Any acceleration of the Next Generation Air Dominance (NGAD) program would be on the order of months, not years, a top U.S. Air Force official said on Sept. 20.
“Certainly, we have had people ask the question, ‘Can we accelerate Next Generation Air Dominance?'” Air Force Lt. Gen. Clinton Hinote, the service’s deputy chief of staff for strategy, integration and requirements, said in response to a question at a media roundtable at the Air Force Association (AFA) Air, Space & Cyber conference on Sept. 20.
“Our answer to this point has been we think we’re on about as fast of a path as we can,” he said. “There’s probably some margin here and there where we can take advantage. So it’s possible we could push it forward in the months range, but we’re not talking about a five years range, an acceleration we have that could get us to that level.”
NGAD is to rely on digital engineering to iron out design kinks before the fielding of operational platforms.
“I am a convert on the idea of digital design,” Hinote said on Sept. 20. “I entered that a little skeptical, and I have been to the places, and I’ve seen the designs. I’ve seen what it is that is the outcome of the designs, and digital design is for real.”

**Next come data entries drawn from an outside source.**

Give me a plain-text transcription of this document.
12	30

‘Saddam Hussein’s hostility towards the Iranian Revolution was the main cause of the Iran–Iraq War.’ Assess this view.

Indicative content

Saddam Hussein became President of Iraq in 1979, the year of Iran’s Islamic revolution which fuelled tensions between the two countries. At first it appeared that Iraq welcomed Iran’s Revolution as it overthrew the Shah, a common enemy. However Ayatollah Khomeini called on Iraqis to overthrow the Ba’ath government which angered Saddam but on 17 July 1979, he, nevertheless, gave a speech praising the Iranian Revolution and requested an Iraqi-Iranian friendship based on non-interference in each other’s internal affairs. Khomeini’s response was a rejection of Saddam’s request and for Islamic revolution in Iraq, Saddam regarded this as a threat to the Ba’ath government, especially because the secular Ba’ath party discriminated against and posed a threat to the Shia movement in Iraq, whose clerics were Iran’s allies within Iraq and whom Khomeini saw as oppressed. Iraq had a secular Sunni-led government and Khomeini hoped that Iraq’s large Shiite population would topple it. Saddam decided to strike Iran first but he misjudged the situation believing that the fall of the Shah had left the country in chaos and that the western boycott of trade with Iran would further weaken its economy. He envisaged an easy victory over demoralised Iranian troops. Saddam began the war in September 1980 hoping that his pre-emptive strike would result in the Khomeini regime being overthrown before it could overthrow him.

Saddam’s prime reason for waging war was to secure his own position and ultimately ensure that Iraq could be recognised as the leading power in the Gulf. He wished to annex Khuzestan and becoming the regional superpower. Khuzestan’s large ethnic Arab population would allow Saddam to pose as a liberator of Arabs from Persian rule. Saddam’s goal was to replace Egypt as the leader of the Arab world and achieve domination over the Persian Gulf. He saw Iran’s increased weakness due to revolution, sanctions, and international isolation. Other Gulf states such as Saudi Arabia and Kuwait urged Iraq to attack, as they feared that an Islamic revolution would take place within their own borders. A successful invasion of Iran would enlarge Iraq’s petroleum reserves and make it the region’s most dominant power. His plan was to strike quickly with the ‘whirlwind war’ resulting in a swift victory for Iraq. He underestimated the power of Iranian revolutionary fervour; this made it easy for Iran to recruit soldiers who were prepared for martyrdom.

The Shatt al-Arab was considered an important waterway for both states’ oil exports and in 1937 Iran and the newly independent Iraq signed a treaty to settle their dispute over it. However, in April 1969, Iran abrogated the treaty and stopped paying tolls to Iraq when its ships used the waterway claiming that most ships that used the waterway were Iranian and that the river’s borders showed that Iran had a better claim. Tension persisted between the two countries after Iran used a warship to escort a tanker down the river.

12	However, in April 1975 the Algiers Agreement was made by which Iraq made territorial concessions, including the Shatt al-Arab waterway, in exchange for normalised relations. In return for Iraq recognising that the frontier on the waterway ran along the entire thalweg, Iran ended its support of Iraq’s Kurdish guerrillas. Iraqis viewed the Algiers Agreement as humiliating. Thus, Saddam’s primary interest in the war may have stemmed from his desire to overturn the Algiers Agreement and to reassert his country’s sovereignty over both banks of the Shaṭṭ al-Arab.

While the Air Force fiscal 2022 budget requests $1.5 billion for that service’s NGAD program–a $623 million increase from the fiscal 2021 funded amount, the Navy, for the second consecutive year, said that its NGAD program was classified and did not release a dollar amount. In fiscal 2020, the Navy budgeted $20.7 million for NGAD and, in that year, projected spending nearly $256 million on it in fiscal 2022.
As the Air Force looks to neck down its seven fighter types to “four plus one”- the F-35, the F-15EX, the A-10, a possible F-16 replacement, and NGAD–the service has said it wants the stealthy NGAD to be a “family of systems” with longer range, more weapons, and possibly multi-role.
Air Force Chief of Staff Charles Q. Brown told the House Armed Services Committee in June that “ideally, I’d like to have it [NGAD] be multi-role, but the primary aspect for NGAD is air superiority.” (Defense Daily, June 17).
“With air superiority, it’s increased weapons load, increased range–particularly when you look at operating in the Indo-Pacific,” Brown said. “For the future, what I look at for all of our fighters is to have multi-role capability to be able to go from a high-end conflict all the way down to homeland defense, but NGAD is really focused more so on a hotly contested environment to have the weapons load–both air-to-air, primarily, but some air-to-ground capability to ensure it can survive, but also provide options for our air component commanders and the joint force.”
The Air Force wants to equip its F-35As with Tech Refresh-3 and Block 4 upgrades to counter China.
At AFA’s virtual Air, Space and Cyber Conference last September, former Air Force acquisition chief Will Roper said that the full scale NGAD flight demonstrator “has already flown…and it’s broken a lot of records in the doing.” (Defense Daily, Sept. 15, 2020).